Tag Archives: Bud Keiter

Les Keiter – The War Years

Seattle 1942
Les Keiter upon enlisting in the Navy (with brother, aunts, and cousin)

Les Keiter enlisted in the Navy in early 1942 (his 3rd job).  

He completed basic training, became Yeoman 3rd Class, U.S. Naval Reserve, and was shipped to Honolulu, Hawaii.  Les’s brother, “Buddy,” enlisted  in the Navy shortly afterwards and was assigned to the SEABEES, 11th Special Battalion in the European theatre. 

Les was itching to be sent into combat, but he was assigned to clerical work for a commander’s office in the middle of the Navy Yard right there in Honolulu.  That lasted about 2 months until the skipper called him in to question him about why he wasn’t an officer when he had a college degree.  Les explained that he had poor color perception, which the Navy considered to be a physical defect and asked if anything could be done.  The skipper resolved to see if he could help move Keiter forward.

Les Keiter in Honolulu, 1942

6 weeks later, Keiter was promoted to Ensign and given 48 hours to prepare to ship out.   First, he was sent to Dartmouth College in Hanover, New Hampshire for 6 weeks in officer training.  Next, he was shipped to Fort Schuyler, Long Island, New York for 6 more weeks of training. Then, he was assigned to Port Hueneme in Southern California to train with the ACORNS, which was an airfield operation unit assigned to work behind the Marines and SEABEEs on a recaptured island.   

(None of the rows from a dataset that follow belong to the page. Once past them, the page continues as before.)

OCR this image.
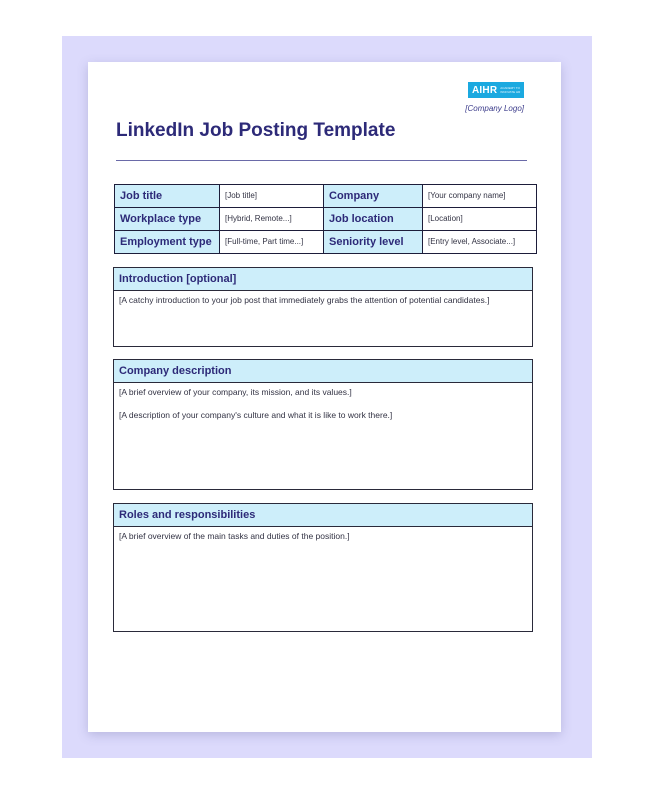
AIHR	ACADEMY TO INNOVATE HR
[Company Logo]
LinkedIn Job Posting Template
Job title	[Job title]	Company	[Your company name]
Workplace type	[Hybrid, Remote...]	Job location	[Location]
Employment type	[Full-time, Part time...]	Seniority level	[Entry level, Associate...]
Introduction [optional]

[A catchy introduction to your job post that immediately grabs the attention of potential candidates.]

Company description

[A brief overview of your company, its mission, and its values.]

[A description of your company's culture and what it is like to work there.]

Roles and responsibilities

[A brief overview of the main tasks and duties of the position.]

By August, 1942, Les was finally sent out of US territory  with ACORN 15 – towards the Russel Islands, just north of Guadalcanal.  The ACORNS arrived in New Caledonia, then went on to Noumea, headquarters for the Pacific Command under Admiral “Bull” Halsey. It was there, upon seeing a place in which several Marines and SEABEEs  had been killed by an explosion a week earlier, the war, for Les, suddenly felt real. 

Upon arriving on the Russell Islands, the Harbormaster directed ACORN 15 to work with the SEABEEs 11th Special Battalion. 

Les’s friend, Billy Lee, said, “Isn’t that the outfit your brother is with?”

“Nonsense.  Buddy was sent to Europe.  Must be a different part of the Battalion.”

But Billy was not deterred and asked the harbor master about it.  In a thrilling coincidence, after heading to Europe, the Navy had sent Buddy right to where Les was stationed!  The reunion was so joyous, it even made the papers back home in Seattle.

Shortly after working together, Buddy shipped stateside and Les was reassigned to a communications outfit, bouncing from one Pacific Island to another for over a year, before landing on Peleliu, Palau, where Les was finally given a job he was most suited for: running the Palau Armed Forces Radio Station.

He was the station manager, and the station had a full staff right in the middle of the war!  They played records, did the news, and, of course, Les did sports.  He announced boxing matches, and he even had his own show covering baseball, including an exhibition visit and game with the navy All-Stars, which included big leaguers Pee Wee Reese and Scooter Rizzuto!

Not long after his stint on Palau, Les, too was sent back stateside for reassignment. Les stepped off a seaplane on San Francisco’s Treasure Island on an unforgettable date – April 12, 1945, the day President Franklin Delano Roosevelt passed away. 

Five months later, the war finally ended, Les and Buddy both survived, and it was time for everyone to try to put their civilian lives back together.

Bud, Dolly, Jake, and Les Keiter – Seattle, 1945

Les Keiter’s Youth, Briefly

Keiter started in the Montlake District of Seattle, with parents Jake and Dolly Keiter, where they lived until he was 4 years old.  From there, the family moved to the Capitol Hill District, and in 1923, Les’ younger brother, George “Buddy” Keiter, was born.

Les and Buddy Keiter at Camp Orkila

From age 9, Les and Buddy spent summers at Camp Orkila on Orcas Island of the San Juan Islands.   Les’ prime interest at Orkila was Softball – he played until he got blisters, and then played some more.  At 9 years old, it was at Camp Orkila that Les informed his camp buddies that he intended to announce from Yankee Stadium when he was grown.  About 30 years later, that dream came true.  And in 1997, the baseball field at Camp Orkila was renamed “Keiter Park”.


Les attended Seward Elementary School and then Broadway High School in Seattle.

He got his college education at University of Washington, where he was a member of the Zeta Beta Tau fraternity.  Les Keiter graduated in 1941.  While attending U of W, Les played on the Baseball team in left field.   He could be heard announcing the entire game, except when he was up at bat.  Spectators came and crowds increased just to hear Les Keiter announce.

A side note: Les’s father, Jake Keiter, was quite an athlete in his youth.  He was asked to try out for the Chicago White Sox.